I just picked one up from Mikes, anybody else get one? I haven't shot it yet. any thoughts?


----------



## chevelle427 (Feb 6, 2011)

i had one full titanium hammer less it has a little bite to it but not bad , takes a bit to get uses to the light weight if yours is the titanium one 
i do miss it but thell be another one day,,,,,, 16oz loaded i think it was, had a shadow holster and you would forget you had it on. there was a guy had a holster on another form for $30 it was a shadow.

http://www.thehighroad.org/showthread.php?t=610767

it worked for my hammer-less but the strap didn't really do anything as in holding the gun in


----------



## TURTLE (May 22, 2008)

*Are they on sale or something? And is Mikes not the place everyone is bad mouthing on here all the time? Don't be hate'n on me I have never been there so have no opinion.*


----------



## chevelle427 (Feb 6, 2011)

TURTLE said:


> *Are they on sale or something? And is Mikes not the place everyone is bad mouthing on here all the time? Don't be hate'n on me I have never been there so have no opinion.*



last time i was in there they had them under 300


think it is jay there all on :whistling:


----------



## TURTLE (May 22, 2008)

*Jay, got it. Is under $300 a good deal on them here? I saw a NIB one last week for $240 at a big box store.*


----------



## chevelle427 (Feb 6, 2011)

mine listed for $666.00

they sold for $350

any of them under $300 i think is a good deal, never had any issues out of mine and it was a +p 

not sure of the one op stated thee is a few models for the 850 one only has a titanium cylinder mine was full titanium hammerless, when titanium was sky high. might be cheaper now.

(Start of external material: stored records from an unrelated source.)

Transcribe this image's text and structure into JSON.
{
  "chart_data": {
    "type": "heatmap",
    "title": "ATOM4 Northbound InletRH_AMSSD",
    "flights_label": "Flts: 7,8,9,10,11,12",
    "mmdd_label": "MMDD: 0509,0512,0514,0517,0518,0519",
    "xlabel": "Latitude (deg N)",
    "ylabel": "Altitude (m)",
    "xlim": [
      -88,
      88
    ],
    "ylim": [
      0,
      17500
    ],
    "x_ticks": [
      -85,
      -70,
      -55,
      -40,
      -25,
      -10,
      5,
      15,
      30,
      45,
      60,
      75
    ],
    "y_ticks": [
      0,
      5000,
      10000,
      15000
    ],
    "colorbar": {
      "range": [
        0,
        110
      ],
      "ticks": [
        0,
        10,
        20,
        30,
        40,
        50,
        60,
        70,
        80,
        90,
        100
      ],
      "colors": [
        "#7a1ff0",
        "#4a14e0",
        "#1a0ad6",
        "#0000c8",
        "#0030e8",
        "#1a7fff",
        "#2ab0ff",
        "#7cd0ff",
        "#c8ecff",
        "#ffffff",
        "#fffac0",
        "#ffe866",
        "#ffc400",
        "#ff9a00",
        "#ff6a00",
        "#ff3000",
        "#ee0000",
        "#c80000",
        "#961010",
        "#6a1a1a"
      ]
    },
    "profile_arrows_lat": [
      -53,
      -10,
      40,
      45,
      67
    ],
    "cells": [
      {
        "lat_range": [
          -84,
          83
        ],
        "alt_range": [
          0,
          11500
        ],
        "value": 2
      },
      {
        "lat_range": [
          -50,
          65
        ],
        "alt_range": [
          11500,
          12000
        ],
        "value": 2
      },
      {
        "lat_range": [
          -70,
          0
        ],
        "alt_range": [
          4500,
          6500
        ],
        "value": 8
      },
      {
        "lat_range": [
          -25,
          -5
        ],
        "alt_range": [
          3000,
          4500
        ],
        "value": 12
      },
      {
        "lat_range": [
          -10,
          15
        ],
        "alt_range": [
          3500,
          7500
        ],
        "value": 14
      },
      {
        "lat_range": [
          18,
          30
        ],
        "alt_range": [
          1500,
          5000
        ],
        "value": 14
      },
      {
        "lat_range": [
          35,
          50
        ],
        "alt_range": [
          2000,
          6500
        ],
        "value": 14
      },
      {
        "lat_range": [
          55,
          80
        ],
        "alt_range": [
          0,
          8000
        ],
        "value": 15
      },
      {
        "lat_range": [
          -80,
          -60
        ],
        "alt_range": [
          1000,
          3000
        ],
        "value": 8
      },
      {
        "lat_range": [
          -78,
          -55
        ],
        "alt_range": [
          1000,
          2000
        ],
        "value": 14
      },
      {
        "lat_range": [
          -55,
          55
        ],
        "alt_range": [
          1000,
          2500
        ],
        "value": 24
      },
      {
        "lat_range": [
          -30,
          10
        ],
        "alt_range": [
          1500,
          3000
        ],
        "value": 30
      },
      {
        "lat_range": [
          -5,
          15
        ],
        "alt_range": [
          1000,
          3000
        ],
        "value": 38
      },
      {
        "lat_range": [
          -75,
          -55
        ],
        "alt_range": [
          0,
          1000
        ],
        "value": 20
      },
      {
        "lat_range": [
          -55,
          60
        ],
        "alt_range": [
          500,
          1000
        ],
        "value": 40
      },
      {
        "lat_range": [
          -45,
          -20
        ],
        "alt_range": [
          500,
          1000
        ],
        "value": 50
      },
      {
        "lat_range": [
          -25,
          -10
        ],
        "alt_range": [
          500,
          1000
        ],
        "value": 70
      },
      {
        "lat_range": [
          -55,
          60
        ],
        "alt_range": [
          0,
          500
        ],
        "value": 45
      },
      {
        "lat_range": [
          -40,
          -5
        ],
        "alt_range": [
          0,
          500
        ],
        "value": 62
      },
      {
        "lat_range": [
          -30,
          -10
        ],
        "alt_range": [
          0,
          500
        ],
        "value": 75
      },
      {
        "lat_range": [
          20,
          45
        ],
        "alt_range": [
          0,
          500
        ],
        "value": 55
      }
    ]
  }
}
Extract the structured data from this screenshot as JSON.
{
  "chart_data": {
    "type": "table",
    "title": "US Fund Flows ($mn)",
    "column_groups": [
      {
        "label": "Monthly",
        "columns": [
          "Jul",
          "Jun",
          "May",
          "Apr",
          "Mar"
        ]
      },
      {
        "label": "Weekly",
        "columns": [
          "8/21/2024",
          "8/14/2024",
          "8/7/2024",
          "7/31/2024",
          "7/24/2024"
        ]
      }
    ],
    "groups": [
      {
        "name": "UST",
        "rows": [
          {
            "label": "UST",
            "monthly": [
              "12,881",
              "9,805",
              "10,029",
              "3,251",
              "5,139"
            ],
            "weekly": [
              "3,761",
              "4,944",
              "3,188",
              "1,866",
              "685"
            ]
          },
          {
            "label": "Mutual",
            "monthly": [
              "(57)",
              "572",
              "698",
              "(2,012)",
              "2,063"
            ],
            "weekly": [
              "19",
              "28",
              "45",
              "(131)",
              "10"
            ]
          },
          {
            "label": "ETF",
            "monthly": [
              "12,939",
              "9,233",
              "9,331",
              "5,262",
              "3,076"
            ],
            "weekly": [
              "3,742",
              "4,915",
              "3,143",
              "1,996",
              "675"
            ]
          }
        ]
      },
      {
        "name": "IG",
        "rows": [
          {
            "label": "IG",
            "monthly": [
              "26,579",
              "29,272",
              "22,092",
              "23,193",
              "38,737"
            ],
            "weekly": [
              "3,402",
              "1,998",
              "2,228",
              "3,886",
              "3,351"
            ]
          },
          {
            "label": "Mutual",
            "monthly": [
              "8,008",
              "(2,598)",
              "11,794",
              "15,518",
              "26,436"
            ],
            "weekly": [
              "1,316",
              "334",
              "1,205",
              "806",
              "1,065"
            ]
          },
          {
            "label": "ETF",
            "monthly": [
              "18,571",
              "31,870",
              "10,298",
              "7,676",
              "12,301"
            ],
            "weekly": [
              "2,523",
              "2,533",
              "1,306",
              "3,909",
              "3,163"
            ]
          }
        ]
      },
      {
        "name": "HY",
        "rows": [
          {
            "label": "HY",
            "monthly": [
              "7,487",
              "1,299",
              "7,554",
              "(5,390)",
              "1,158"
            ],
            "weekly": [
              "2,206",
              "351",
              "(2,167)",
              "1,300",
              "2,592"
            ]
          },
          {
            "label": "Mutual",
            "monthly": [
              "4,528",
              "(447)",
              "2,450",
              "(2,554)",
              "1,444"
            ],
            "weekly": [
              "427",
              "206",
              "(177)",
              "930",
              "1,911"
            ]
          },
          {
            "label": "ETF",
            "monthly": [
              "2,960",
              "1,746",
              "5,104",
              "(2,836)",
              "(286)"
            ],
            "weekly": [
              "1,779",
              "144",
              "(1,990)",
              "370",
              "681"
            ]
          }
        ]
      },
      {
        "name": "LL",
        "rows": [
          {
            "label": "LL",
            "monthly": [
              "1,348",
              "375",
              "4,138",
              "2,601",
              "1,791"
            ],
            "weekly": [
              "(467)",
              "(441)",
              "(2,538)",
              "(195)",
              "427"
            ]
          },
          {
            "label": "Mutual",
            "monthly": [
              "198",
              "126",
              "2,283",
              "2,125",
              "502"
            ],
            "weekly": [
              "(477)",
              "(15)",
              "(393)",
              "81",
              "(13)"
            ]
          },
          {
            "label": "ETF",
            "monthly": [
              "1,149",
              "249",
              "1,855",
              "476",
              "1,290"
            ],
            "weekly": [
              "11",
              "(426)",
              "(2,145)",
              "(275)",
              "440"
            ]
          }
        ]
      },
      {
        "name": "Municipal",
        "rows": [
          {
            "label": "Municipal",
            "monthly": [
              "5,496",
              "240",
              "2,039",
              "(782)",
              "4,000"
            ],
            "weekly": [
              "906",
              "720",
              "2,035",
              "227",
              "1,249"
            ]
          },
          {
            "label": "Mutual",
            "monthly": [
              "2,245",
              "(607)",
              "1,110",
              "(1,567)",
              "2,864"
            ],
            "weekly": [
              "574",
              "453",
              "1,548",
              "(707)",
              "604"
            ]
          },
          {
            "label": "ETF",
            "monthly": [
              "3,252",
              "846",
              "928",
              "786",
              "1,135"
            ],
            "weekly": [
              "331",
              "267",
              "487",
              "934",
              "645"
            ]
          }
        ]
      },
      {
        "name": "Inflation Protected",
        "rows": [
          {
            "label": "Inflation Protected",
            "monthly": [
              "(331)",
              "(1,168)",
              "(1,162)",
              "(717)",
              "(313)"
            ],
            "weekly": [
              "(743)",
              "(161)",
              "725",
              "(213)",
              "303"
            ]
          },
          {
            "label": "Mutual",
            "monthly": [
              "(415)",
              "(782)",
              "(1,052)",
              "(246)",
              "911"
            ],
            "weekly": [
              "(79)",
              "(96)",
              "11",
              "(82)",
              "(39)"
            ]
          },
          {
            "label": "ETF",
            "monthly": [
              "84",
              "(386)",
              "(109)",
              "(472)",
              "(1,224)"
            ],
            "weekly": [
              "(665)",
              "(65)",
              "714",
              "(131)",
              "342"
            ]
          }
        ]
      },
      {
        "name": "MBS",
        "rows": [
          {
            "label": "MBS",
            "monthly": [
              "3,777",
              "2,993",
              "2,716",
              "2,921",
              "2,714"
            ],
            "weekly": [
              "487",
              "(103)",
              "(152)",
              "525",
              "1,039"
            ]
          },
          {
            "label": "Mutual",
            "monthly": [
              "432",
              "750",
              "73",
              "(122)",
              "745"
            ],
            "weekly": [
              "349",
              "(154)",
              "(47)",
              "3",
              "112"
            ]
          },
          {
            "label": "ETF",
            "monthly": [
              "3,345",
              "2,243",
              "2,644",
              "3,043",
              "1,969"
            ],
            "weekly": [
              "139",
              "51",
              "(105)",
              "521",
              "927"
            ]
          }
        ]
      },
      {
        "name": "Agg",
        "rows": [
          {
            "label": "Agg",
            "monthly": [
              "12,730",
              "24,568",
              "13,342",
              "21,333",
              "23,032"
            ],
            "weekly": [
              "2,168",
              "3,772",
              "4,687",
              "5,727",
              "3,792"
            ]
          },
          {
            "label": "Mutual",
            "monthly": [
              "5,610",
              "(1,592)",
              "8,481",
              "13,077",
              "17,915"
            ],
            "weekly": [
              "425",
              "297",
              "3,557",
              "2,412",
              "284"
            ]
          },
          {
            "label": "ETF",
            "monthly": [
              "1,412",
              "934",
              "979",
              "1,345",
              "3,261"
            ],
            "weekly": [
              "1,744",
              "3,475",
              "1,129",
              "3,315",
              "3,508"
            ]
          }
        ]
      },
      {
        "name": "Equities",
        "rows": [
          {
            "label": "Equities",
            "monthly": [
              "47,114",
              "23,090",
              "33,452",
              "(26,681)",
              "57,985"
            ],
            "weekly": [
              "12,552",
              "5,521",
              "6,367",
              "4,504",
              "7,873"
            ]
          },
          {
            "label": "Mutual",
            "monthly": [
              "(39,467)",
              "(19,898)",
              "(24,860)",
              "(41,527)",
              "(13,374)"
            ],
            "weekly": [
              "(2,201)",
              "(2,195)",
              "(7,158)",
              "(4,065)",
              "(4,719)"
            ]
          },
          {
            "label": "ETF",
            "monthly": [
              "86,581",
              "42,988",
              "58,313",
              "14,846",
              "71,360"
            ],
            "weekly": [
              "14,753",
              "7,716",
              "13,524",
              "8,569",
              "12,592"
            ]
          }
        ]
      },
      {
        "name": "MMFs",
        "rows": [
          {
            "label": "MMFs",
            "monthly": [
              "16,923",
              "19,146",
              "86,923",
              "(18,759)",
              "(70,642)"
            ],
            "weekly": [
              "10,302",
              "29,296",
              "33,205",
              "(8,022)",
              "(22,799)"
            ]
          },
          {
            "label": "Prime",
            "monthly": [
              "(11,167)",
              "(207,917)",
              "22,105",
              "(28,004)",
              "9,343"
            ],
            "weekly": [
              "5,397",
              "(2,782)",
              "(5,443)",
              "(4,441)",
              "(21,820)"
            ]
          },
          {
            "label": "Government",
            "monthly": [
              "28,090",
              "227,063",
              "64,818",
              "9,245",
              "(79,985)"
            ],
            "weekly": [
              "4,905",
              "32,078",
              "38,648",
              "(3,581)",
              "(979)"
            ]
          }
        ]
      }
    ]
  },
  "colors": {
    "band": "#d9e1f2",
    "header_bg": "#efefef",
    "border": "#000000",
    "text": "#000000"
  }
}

if the box store was out of town you have $240+ship+ffl fees = too much


----------



## TURTLE (May 22, 2008)

chevelle427 said:


> mine listed for $666.00
> 
> they sold for $350
> 
> ...


*No, it's local but I'm sure it's not at all Titanium. It's probably the cheapest one of the line.*


----------



## no woryz (Oct 2, 2007)

Thanks Chevelle and Turtle, the gun is $259 at mikes during the sale, seemed hard to go wrong with it, mine is stainless not titanium.... seems to feel good and will shoot it to see. I know there are mixed reports on mikes but they are good to me and its local business also.. thanks guys...


----------



## chevelle427 (Feb 6, 2011)

$259 i think you did good

i liked mine enough to get another when the time comes. no matter what the Taurus bashers say, you need to look at there 2011 line up, seen pic but no guns yet but they have some cool looking stuff on the table


----------



## FowlHunter13 (Jan 11, 2011)

I am a die hard S&W revolver fan and I still like the Taurus 85 model revolvers. There are none of the Taurus revolvers that I would turn up my nose to. A pretty dang good quality gun for a very reasonable price. At that price, I may go pay them a visit and add another carry gun to my collection.


----------